Работа выполнена в лаборатории диагностических сывороток и биохимическом отделе Иркутского научно-исследовательского противочумного института Сибири и Дальнего Востока в соответствии с планом НИР в рамках двух тем: «Использование деградированного липополисахаридного О-антигена для получения высокоактивных и специфичных холерных сывороток» и «Разработка требований к однородности и стабильности бакпрепаратов для профилактики и диагностики особо опасных инфекций».
7 Апробация работы. Основные результаты диссертационной работы доложены и обсуждены на:
научной конференции молодых ученых Сибирского института физиологии и биохимии растений, Иркутск, 1984;
научно-практической конференции по проблеме "Холера", Ростов-на-Дону, 1984;
Всесоюзной научно-практической конференции "Разработка и производство препаратов медицинской биотехнологии", Махачкала, 1990;
научных конференциях Иркутского научно-исследовательского противо
чумного института Сибири и Дальнего Востока, Иркутск, 1984-1997 гг.
Публикации . По теме диссертации опубликовано 11 работ, в том числе одно авторское свидетельство.

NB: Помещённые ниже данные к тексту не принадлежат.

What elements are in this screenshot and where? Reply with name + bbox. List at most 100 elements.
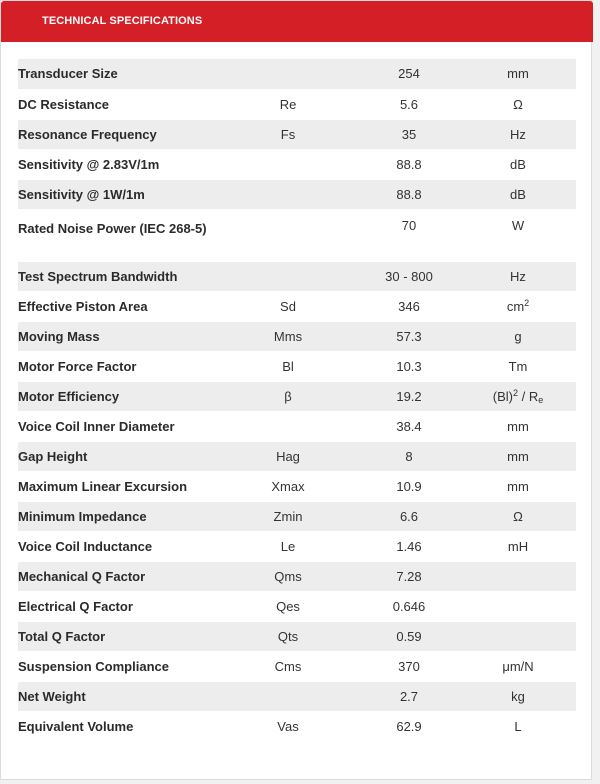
spec-value: 10.3 (358, 351, 460, 382)
spec-row: Effective Piston Area Sd 346 cm2 (18, 291, 576, 322)
spec-row: Minimum Impedance Zmin 6.6 Ω (18, 501, 576, 532)
specs-table-body: Transducer Size 254 mm DC Resistance Re 5.6 Ω R… (18, 59, 576, 742)
spec-row: Electrical Q Factor Qes 0.646 (18, 591, 576, 622)
spec-value: 1.46 (358, 531, 460, 562)
spec-name: Sensitivity @ 1W/1m (18, 179, 218, 210)
spec-name: Electrical Q Factor (18, 591, 218, 622)
spec-name: Sensitivity @ 2.83V/1m (18, 149, 218, 180)
spec-name: Maximum Linear Excursion (18, 471, 218, 502)
spec-value: 70 (358, 209, 460, 262)
spec-symbol: Bl (218, 351, 358, 382)
spec-unit: mm (460, 59, 576, 90)
spec-symbol (218, 149, 358, 180)
spec-value: 0.59 (358, 621, 460, 652)
spec-unit-text: g (514, 328, 522, 344)
spec-value: 30 - 800 (358, 261, 460, 292)
spec-unit-text: cm (506, 298, 525, 314)
spec-unit: cm2 (460, 291, 576, 322)
spec-unit: dB (460, 179, 576, 210)
spec-symbol (218, 179, 358, 210)
spec-row: Motor Force Factor Bl 10.3 Tm (18, 351, 576, 382)
spec-name: Moving Mass (18, 321, 218, 352)
spec-unit-text: mm (507, 66, 529, 82)
spec-symbol: Hag (218, 441, 358, 472)
spec-value: 370 (358, 651, 460, 682)
spec-unit-text: kg (511, 688, 525, 704)
specs-table: Transducer Size 254 mm DC Resistance Re 5.6 Ω R… (18, 59, 576, 742)
spec-unit: Ω (460, 501, 576, 532)
spec-row: Voice Coil Inductance Le 1.46 mH (18, 531, 576, 562)
spec-row: Sensitivity @ 1W/1m 88.8 dB (18, 179, 576, 210)
spec-row: Voice Coil Inner Diameter 38.4 mm (18, 411, 576, 442)
spec-value: 19.2 (358, 381, 460, 412)
spec-unit: mm (460, 441, 576, 472)
spec-symbol: Le (218, 531, 358, 562)
spec-name: Voice Coil Inner Diameter (18, 411, 218, 442)
spec-row: Gap Height Hag 8 mm (18, 441, 576, 472)
spec-unit: Hz (460, 119, 576, 150)
spec-unit: Ω (460, 89, 576, 120)
spec-unit: dB (460, 149, 576, 180)
spec-unit-subscript: e (538, 394, 544, 405)
spec-symbol (218, 261, 358, 292)
section-header: TECHNICAL SPECIFICATIONS (1, 1, 593, 42)
spec-unit: Hz (460, 261, 576, 292)
spec-unit-text: Ω (513, 508, 523, 524)
spec-name: Motor Efficiency (18, 381, 218, 412)
spec-symbol: Xmax (218, 471, 358, 502)
spec-unit-text: W (511, 217, 525, 233)
spec-unit: mH (460, 531, 576, 562)
spec-unit (460, 561, 576, 592)
spec-name: Net Weight (18, 681, 218, 712)
spec-unit: μm/N (460, 651, 576, 682)
spec-unit-text: mm (507, 418, 529, 434)
spec-row: Sensitivity @ 2.83V/1m 88.8 dB (18, 149, 576, 180)
spec-unit-text: Tm (508, 358, 528, 374)
spec-row: Mechanical Q Factor Qms 7.28 (18, 561, 576, 592)
spec-unit-text: Hz (510, 268, 526, 284)
spec-symbol: Mms (218, 321, 358, 352)
spec-row: Suspension Compliance Cms 370 μm/N (18, 651, 576, 682)
spec-value: 0.646 (358, 591, 460, 622)
spec-row: Rated Noise Power (IEC 268-5) 70 W (18, 209, 576, 262)
spec-row: DC Resistance Re 5.6 Ω (18, 89, 576, 120)
spec-unit: kg (460, 681, 576, 712)
spec-name: Test Spectrum Bandwidth (18, 261, 218, 292)
spec-value: 6.6 (358, 501, 460, 532)
spec-value: 57.3 (358, 321, 460, 352)
spec-symbol (218, 681, 358, 712)
spec-symbol: Qms (218, 561, 358, 592)
spec-unit: (Bl)2 / Re (460, 381, 576, 412)
spec-unit: g (460, 321, 576, 352)
spec-symbol (218, 59, 358, 90)
spec-symbol: Re (218, 89, 358, 120)
spec-row: Test Spectrum Bandwidth 30 - 800 Hz (18, 261, 576, 292)
spec-unit-text: μm/N (502, 658, 534, 674)
spec-unit (460, 591, 576, 622)
spec-name: Effective Piston Area (18, 291, 218, 322)
spec-value: 62.9 (358, 711, 460, 742)
spec-row: Resonance Frequency Fs 35 Hz (18, 119, 576, 150)
spec-value: 10.9 (358, 471, 460, 502)
spec-unit-text: (Bl) (492, 388, 513, 404)
spec-row: Total Q Factor Qts 0.59 (18, 621, 576, 652)
spec-symbol: Zmin (218, 501, 358, 532)
spec-name: Total Q Factor (18, 621, 218, 652)
spec-unit-text: dB (510, 186, 526, 202)
spec-row: Moving Mass Mms 57.3 g (18, 321, 576, 352)
spec-symbol: Vas (218, 711, 358, 742)
spec-unit-text: Ω (513, 96, 523, 112)
spec-row: Equivalent Volume Vas 62.9 L (18, 711, 576, 742)
spec-value: 88.8 (358, 149, 460, 180)
spec-unit-superscript: 2 (524, 297, 530, 308)
spec-value: 88.8 (358, 179, 460, 210)
spec-name: Resonance Frequency (18, 119, 218, 150)
spec-row: Motor Efficiency β 19.2 (Bl)2 / Re (18, 381, 576, 412)
spec-unit: mm (460, 471, 576, 502)
spec-unit-rest: / R (517, 388, 539, 404)
spec-value: 35 (358, 119, 460, 150)
spec-symbol (218, 209, 358, 262)
spec-unit (460, 621, 576, 652)
spec-symbol: Sd (218, 291, 358, 322)
spec-unit: Tm (460, 351, 576, 382)
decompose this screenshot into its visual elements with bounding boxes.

Структура и объем диссертации. Диссертация состоит из введения, аналитического обзора литературы, описания материалов и методов, изложения полученных результатов и их обсуждения, заключения, выводов и списка использованных литературных источников. Работа изложена на 117 страницах машинописного текста, включает 12 таблиц и 12 рисунков. Список литературных источников содержит 176 наименований, в том числе 69 зарубежных.